“Growth Hackers” are all Around Us

“Growth hacking” is the hot new software job of 2012.

Except that it isn’t. Beyond the somewhat forced proclamations by a few bloggers, trying to optimize for growth via combinations of programming, SEO, A/B testing, and anything else that can drive users and traffic isn’t some unique insight that most companies are lacking. It’s not like marketers aren’t allowed to work developers.

But there are still plenty of people who have been thinking about these aspects prior to the aforementioned revelations. If your company has a hiring process modeled after other top-tier software firms, though, you would most likely have rejected these candidates.

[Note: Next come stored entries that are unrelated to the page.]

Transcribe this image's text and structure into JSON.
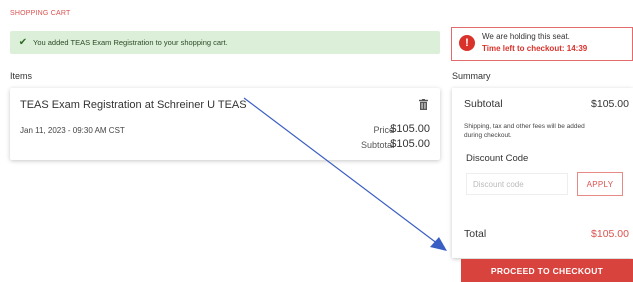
{
  "page": {
    "heading": "SHOPPING CART"
  },
  "banner": {
    "message": "You added TEAS Exam Registration to your shopping cart."
  },
  "items": {
    "label": "Items",
    "entries": [
      {
        "title": "TEAS Exam Registration at Schreiner U TEAS",
        "date": "Jan 11, 2023 - 09:30 AM CST",
        "price_label": "Price",
        "price": "$105.00",
        "subtotal_label": "Subtotal",
        "subtotal": "$105.00",
        "delete_icon": "trash-icon"
      }
    ]
  },
  "hold": {
    "line1": "We are holding this seat.",
    "line2": "Time left to checkout: 14:39",
    "icon": "alert-icon"
  },
  "summary": {
    "label": "Summary",
    "subtotal_label": "Subtotal",
    "subtotal_value": "$105.00",
    "note": "Shipping, tax and other fees will be added during checkout.",
    "discount_label": "Discount Code",
    "discount_placeholder": "Discount code",
    "apply_label": "APPLY",
    "total_label": "Total",
    "total_value": "$105.00"
  },
  "checkout": {
    "label": "PROCEED TO CHECKOUT"
  },
  "colors": {
    "accent": "#d9534f",
    "success_bg": "#dcefd8",
    "annotation_arrow": "#3a5fc4"
  }
}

The Google/Microsoft/Facebook technical interview is now the standard way to set a high “hiring bar” for candidates. It is tremendously biased towards core computer science skills and some definition of “smarts” – riddles, algorithms and algorithmic analysis, and data structures are what we think capable engineers should have retained from their schooling. Conversely, many hopefuls step away from a grueling set of interviews befuddled about the utterly foreign concepts they are expected to recite in detail.

The cross between a numbers-driven product manager and an engineer is uncommon, but I’ve known and worked with many PMs with the technical ability and the motivation to implement their own ideas1. What is rare is finding someone great in both fields, so they’d be able to be hired as an engineer and eventually work themselves into a “growth hacker”. It’s a standard that is unrealistically and unnecessarily high.

And in the worst case, how hard would it be for an engineer to sit down with a marketing PM and work through both the technical and growth aspects of a project? It’s another repackaging of the mythical good-at-everything unicorn hire.

Just something that a growth hacker would create.


  1. Or after yet another engineer brushes them off.